Yes, I went looking for ratpaths and the history of the Sicilian Cosa Nostra. There really was no choice after reading what Ms. Rust had to say about her inspiration for the story.
Poverty is something I think about a lot. Not because I am poor, but because I have escaped it. My dad could have been Nivvo. When his father was arrested for underground work during WWII, my grandmother slowly but surely went mad with paranoia. My dad would have been six at the time his father was arrested and his little sister four. They went from getting by to being hungry a lot. But things never became as dire as they did for Nivvo and his mom (and soon after his sister).
I suppose this is one reason why I like Nivvo so much. There is no doubt in my mind that given the right/wrong people in his life, my dad could have become a Nivvo. Whether his sister would have been a Reka I do not know. Both characters are survivors and very likeable. Both love each other and do their best to take care of each other – and others in need. Again this is very much like my father and his sister.
Reka has grown up without her mother and was taken care of by a poor fire priest. At the beginning of the story, Bappo Andori had died not many months previously. At this point Reka is thirteen years old. In many places today being thirteen and poor grows you up awfully fast. With the help of Nivvo’s contractor, she gains control of the estate and keeps up the good work for the homeless.

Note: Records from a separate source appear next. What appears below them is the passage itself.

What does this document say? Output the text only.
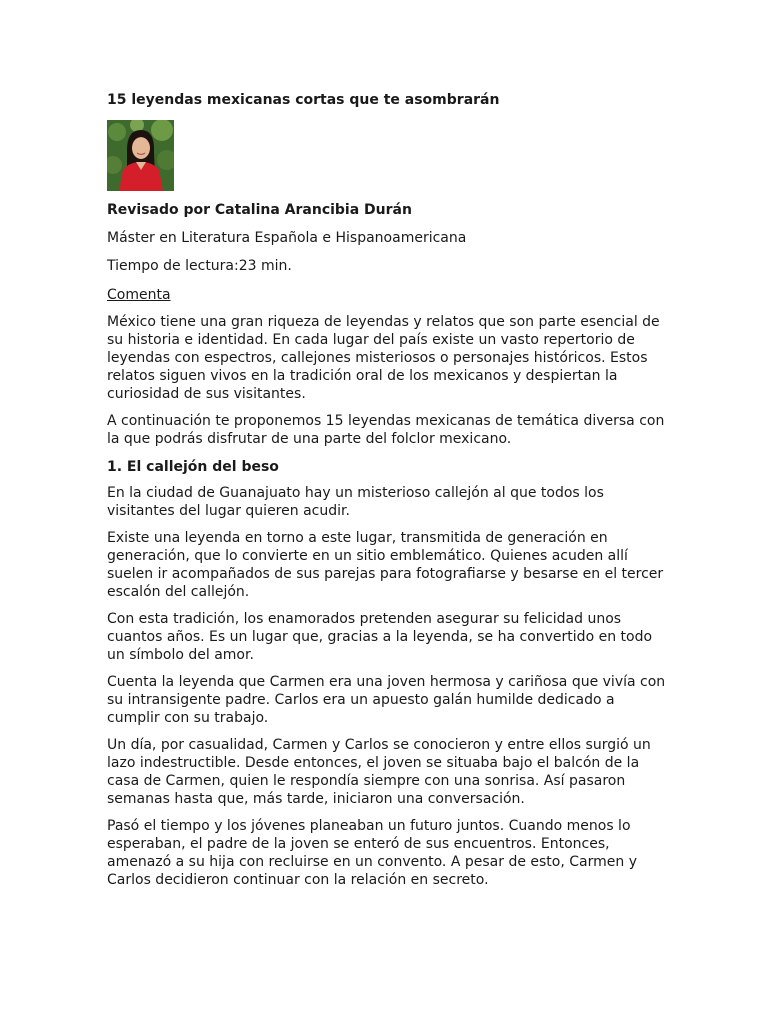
15 leyendas mexicanas cortas que te asombrarán
Revisado por Catalina Arancibia Durán
Máster en Literatura Española e Hispanoamericana
Tiempo de lectura:23 min.
Comenta

México tiene una gran riqueza de leyendas y relatos que son parte esencial de su historia e identidad. En cada lugar del país existe un vasto repertorio de leyendas con espectros, callejones misteriosos o personajes históricos. Estos relatos siguen vivos en la tradición oral de los mexicanos y despiertan la curiosidad de sus visitantes.

A continuación te proponemos 15 leyendas mexicanas de temática diversa con la que podrás disfrutar de una parte del folclor mexicano.

1. El callejón del beso

En la ciudad de Guanajuato hay un misterioso callejón al que todos los visitantes del lugar quieren acudir.

Existe una leyenda en torno a este lugar, transmitida de generación en generación, que lo convierte en un sitio emblemático. Quienes acuden allí suelen ir acompañados de sus parejas para fotografiarse y besarse en el tercer escalón del callejón.

Con esta tradición, los enamorados pretenden asegurar su felicidad unos cuantos años. Es un lugar que, gracias a la leyenda, se ha convertido en todo un símbolo del amor.

Cuenta la leyenda que Carmen era una joven hermosa y cariñosa que vivía con su intransigente padre. Carlos era un apuesto galán humilde dedicado a cumplir con su trabajo.

Un día, por casualidad, Carmen y Carlos se conocieron y entre ellos surgió un lazo indestructible. Desde entonces, el joven se situaba bajo el balcón de la casa de Carmen, quien le respondía siempre con una sonrisa. Así pasaron semanas hasta que, más tarde, iniciaron una conversación.

Pasó el tiempo y los jóvenes planeaban un futuro juntos. Cuando menos lo esperaban, el padre de la joven se enteró de sus encuentros. Entonces, amenazó a su hija con recluirse en un convento. A pesar de esto, Carmen y Carlos decidieron continuar con la relación en secreto.
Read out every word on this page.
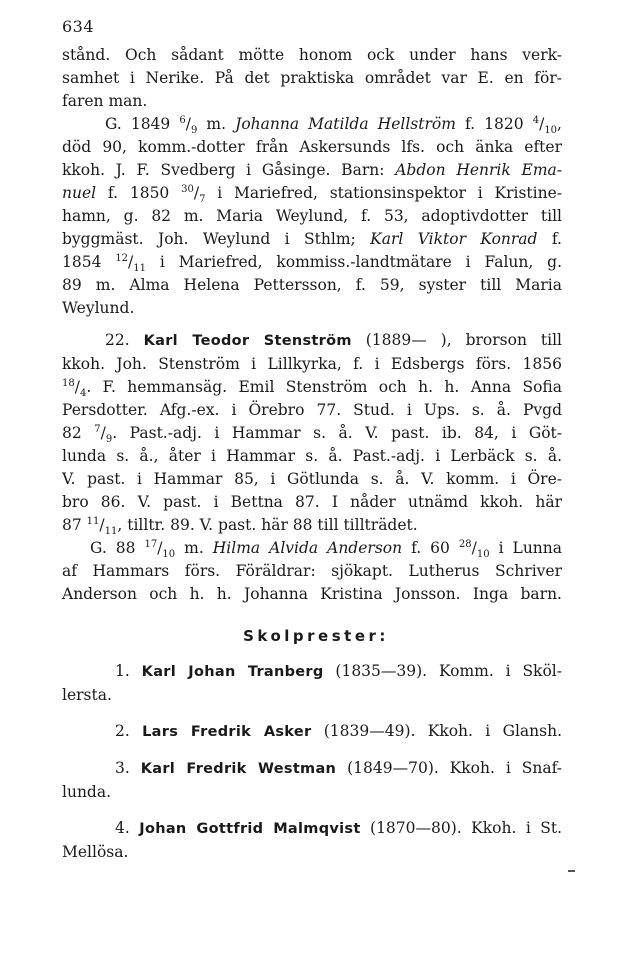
634
stånd. Och sådant mötte honom ock under hans verk-
samhet i Nerike. På det praktiska området var E. en för-
faren man.
G. 1849 $^6/_9$ m. Johanna Matilda Hellström f. 1820 $^4/_{10}$,
död 90, komm.-dotter från Askersunds lfs. och änka efter
kkoh. J. F. Svedberg i Gåsinge. Barn: Abdon Henrik Ema-
nuel f. 1850 $^{30}/_7$ i Mariefred, stationsinspektor i Kristine-
hamn, g. 82 m. Maria Weylund, f. 53, adoptivdotter till
byggmäst. Joh. Weylund i Sthlm; Karl Viktor Konrad f.
1854 $^{12}/_{11}$ i Mariefred, kommiss.-landtmätare i Falun, g.
89 m. Alma Helena Pettersson, f. 59, syster till Maria
Weylund.
22. Karl Teodor Stenström (1889— ), brorson till
kkoh. Joh. Stenström i Lillkyrka, f. i Edsbergs förs. 1856
$^{18}/_4$. F. hemmansäg. Emil Stenström och h. h. Anna Sofia
Persdotter. Afg.-ex. i Örebro 77. Stud. i Ups. s. å. Pvgd
82 $^7/_9$. Past.-adj. i Hammar s. å. V. past. ib. 84, i Göt-
lunda s. å., åter i Hammar s. å. Past.-adj. i Lerbäck s. å.
V. past. i Hammar 85, i Götlunda s. å. V. komm. i Öre-
bro 86. V. past. i Bettna 87. I nåder utnämd kkoh. här
87 $^{11}/_{11}$, tilltr. 89. V. past. här 88 till tillträdet.
G. 88 $^{17}/_{10}$ m. Hilma Alvida Anderson f. 60 $^{28}/_{10}$ i Lunna
af Hammars förs. Föräldrar: sjökapt. Lutherus Schriver
Anderson och h. h. Johanna Kristina Jonsson. Inga barn.
Skolprester:
1. Karl Johan Tranberg (1835—39). Komm. i Sköl-
lersta.
2. Lars Fredrik Asker (1839—49). Kkoh. i Glansh.
3. Karl Fredrik Westman (1849—70). Kkoh. i Snaf-
lunda.
4. Johan Gottfrid Malmqvist (1870—80). Kkoh. i St.
Mellösa.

Nivvo is a thief and a good one. The underworld’s boss, Vicco Cambrosi, wants Nivvo as part of his organization, but that would mean loss of freedom to choose assignments. Nivvo does not want this, but fears a point may be reached when he no longer has a choice.
Ratpaths is for the most part about Nivvo stealing a person, and the mess that makes of life in Istonnia and Nivvo’s life. Ratpaths also gives us a look at Nivvo’s past and gently prods us toward realizing a vital thing about him. Ratpaths was a fun and flowing story.